O Santo Padre Francisco diz que a guerra é um falhanço da Humanidade, dos políticos. Penso exatamente assim, ou melhor, penso que seja um falhanço humano ainda antes de ser político. É um falhanço brutal, é a perda dos princípios ou a falha do seu desenvolvimento, é a evolução do pensamento humano na direção errada entre o que é fundamental e o que o é menos. É algo difícil de explicar. É um falhanço da Humanidade a todos os níveis — é um falhanço nosso.

Como disse o Papa Francisco, estamos todos no mesmo barco, e, portanto, a saída desta situação deve ser uma Humanidade mais solidária, a fim de criar formas de fraternidade, de inclusão, de ajuda recíproca, que permitam construir verdadeiramente um futuro novo, caso contrário é a lógica do mundo velho que triunfa, a lógica da guerra que infelizmente acompanha a história da Humanidade desde há tantos séculos. O Papa Francisco é uma figura inspiradora para si?

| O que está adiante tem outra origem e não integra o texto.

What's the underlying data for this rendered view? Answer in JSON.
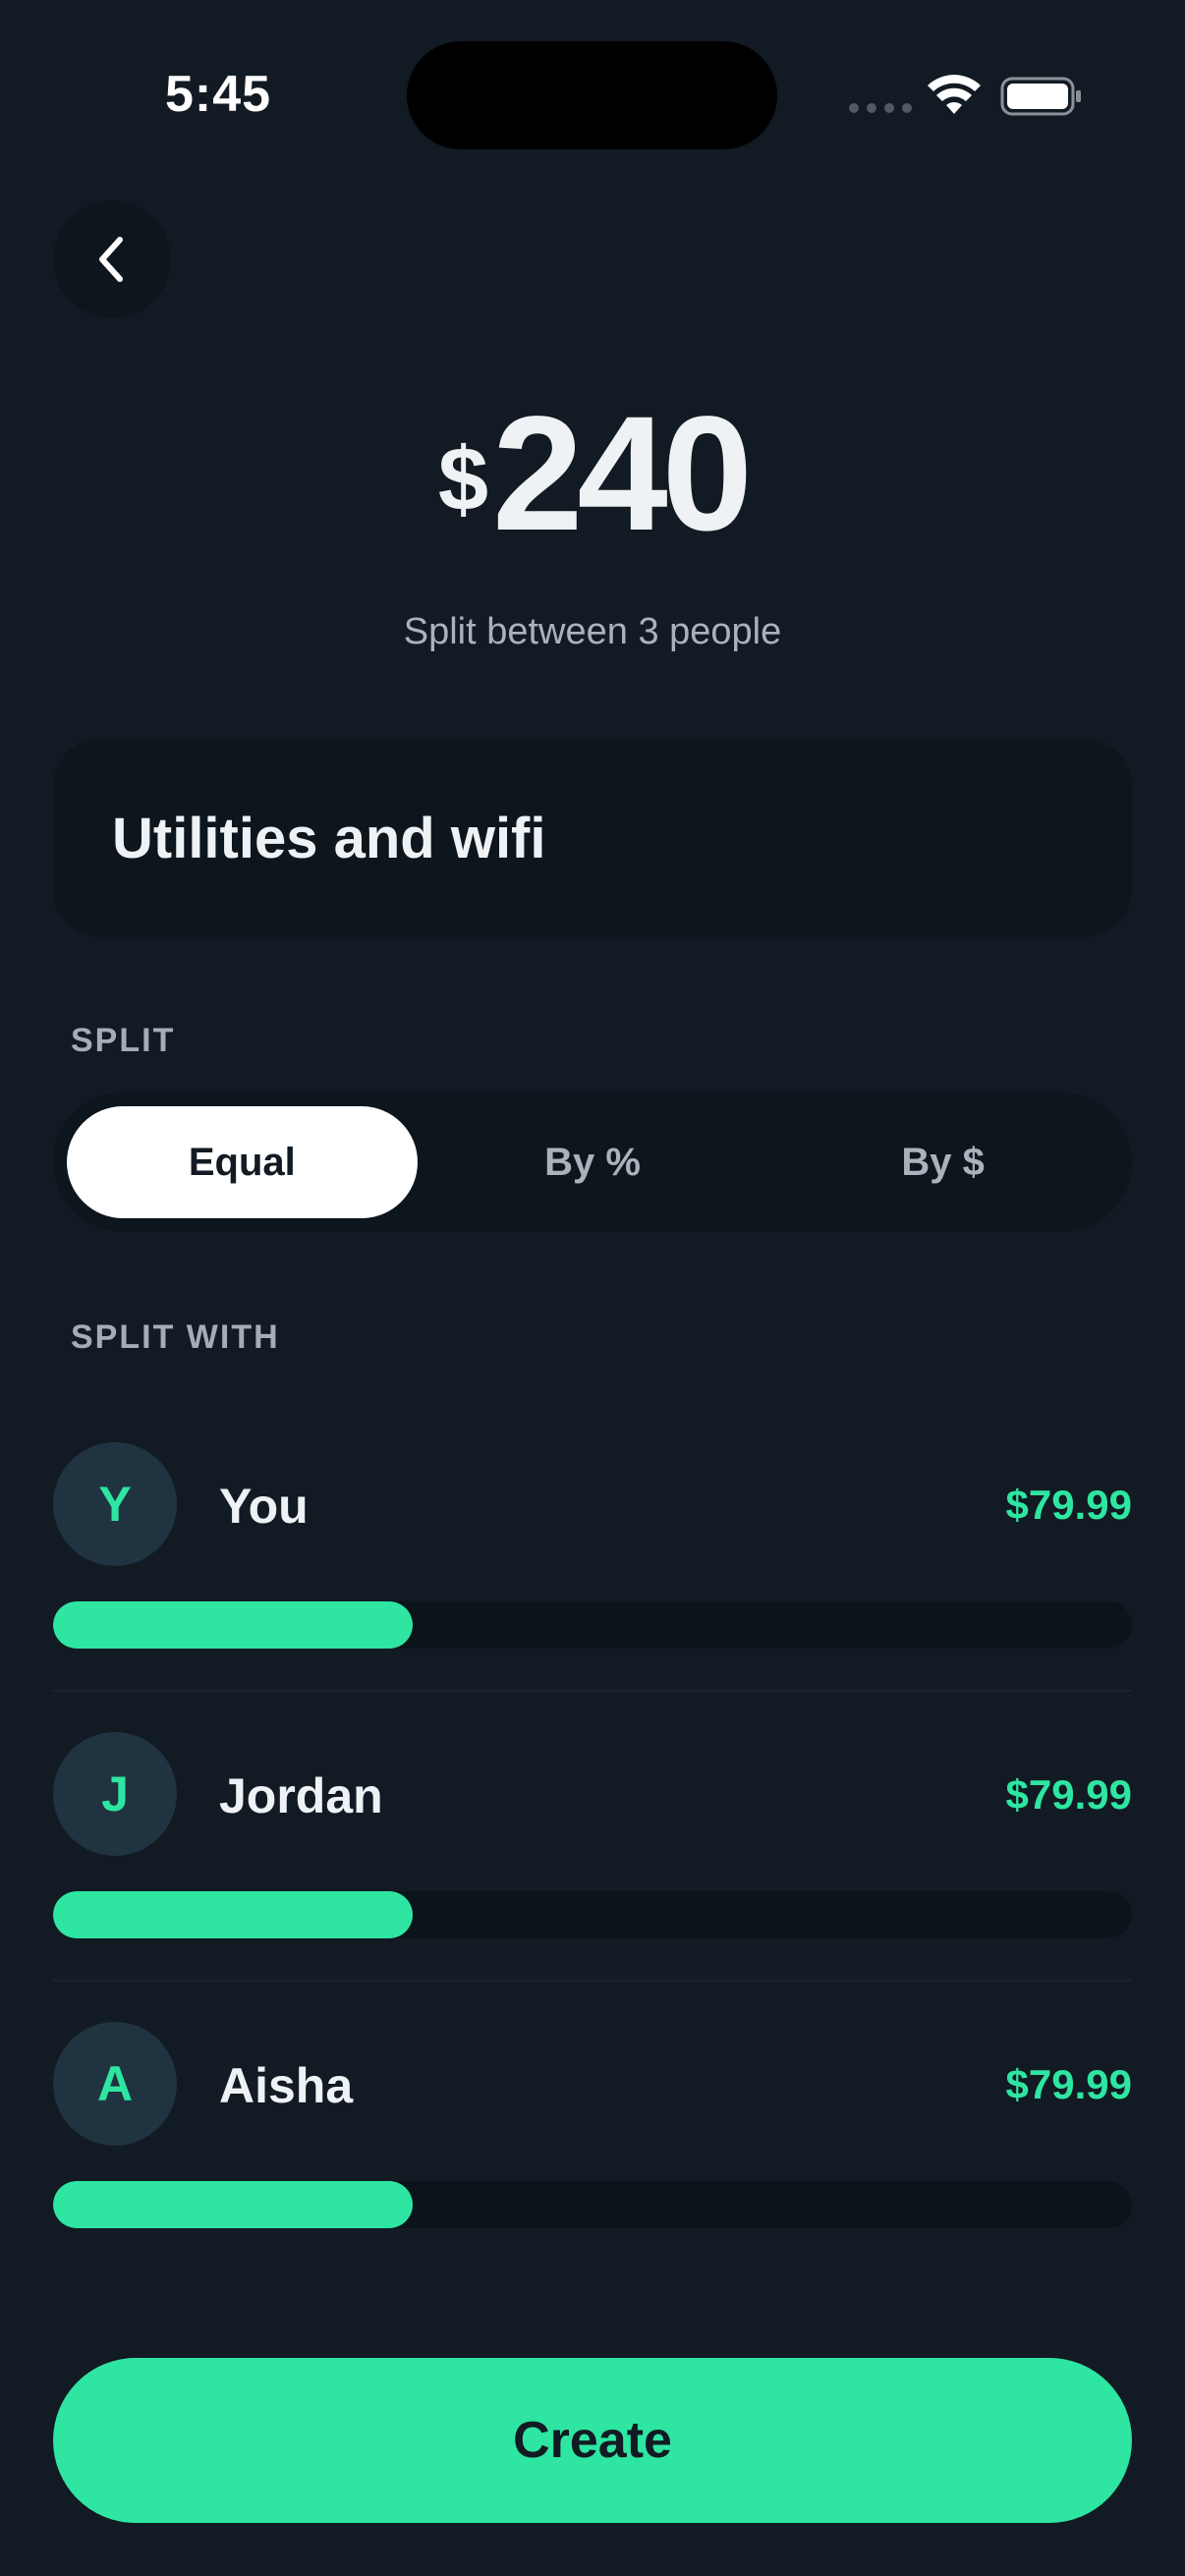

É. É uma fonte de inspiração para mim, porque gosto de o ouvir e, sem ter tido a honra de o conhecer, ouço-o e não me canso de o ouvir. Ouço-o e revejo-me na sua simplicidade. Acompanho o “Angelus” dominical pela televisão e penso que se o tivesse na “minha” igreja em Setúbal ouvi-lo-ia do mesmo modo. Este homem “não é o Papa”, é um padre, um pároco de uma nossa pequena paróquia do nosso pequeno Portugal. Vejo aquela simplicidade e acho que ele é capaz de criar empatia com pessoas de fés diferentes da nossa.

Uma última consideração sobre a definição de jogo. O jogo é uma experiência humana, organizada em torno de determinadas regras. Essas regras são técnicas, lúdicas, têm a ver com as modalidades desportivas, mas também são éticas. O desporto é também por isso um paradigma das relações humanas, na verdade a ética é fundamental para o grande jogo que é a vida do mundo, antes de mais como base para o reconhecimento do outro.

Acho que é de uma beleza enorme e que oferece um contributo enorme para as nossas gerações o trabalho que se faz ao nível do jogo antes de se chegar ao desporto profissional. Às vezes, basta observar jovens não muito talentosos e vê-se logo de maneira objetiva que provavelmente não chegarão ao nível máximo. No entanto, a relação que se instaura entre o jogo e os mais jovens é algo que nos traz um contributo absolutamente fantástico. É uma questão educativa, e nas escolas, nas faixas etárias mais baixas, e no desporto de formação, esse deve ser o eixo central do desenvolvimento, porque as crianças que um dia não venham a ser desportistas profissionais serão apaixonadas pelo desporto. Os meninos que não estiverem em campo estarão lá fora. E tudo isso está ligado. O menino que cresce num balneário com os amigos, com os quais se criam ligações fortes no desporto e no jogo, cresce com outras raças, com outras religiões, e quando for adulto essa base estará presente. Um jovem italiano que cresça com um africano que chegou a Itália como refugiado de uma dessas situações que temos pelo mundo, acha que se tornará um dia agressivo, racista e xenófobo nas bancadas? Não o será. A escola e o desporto de formação têm um papel deveras importante.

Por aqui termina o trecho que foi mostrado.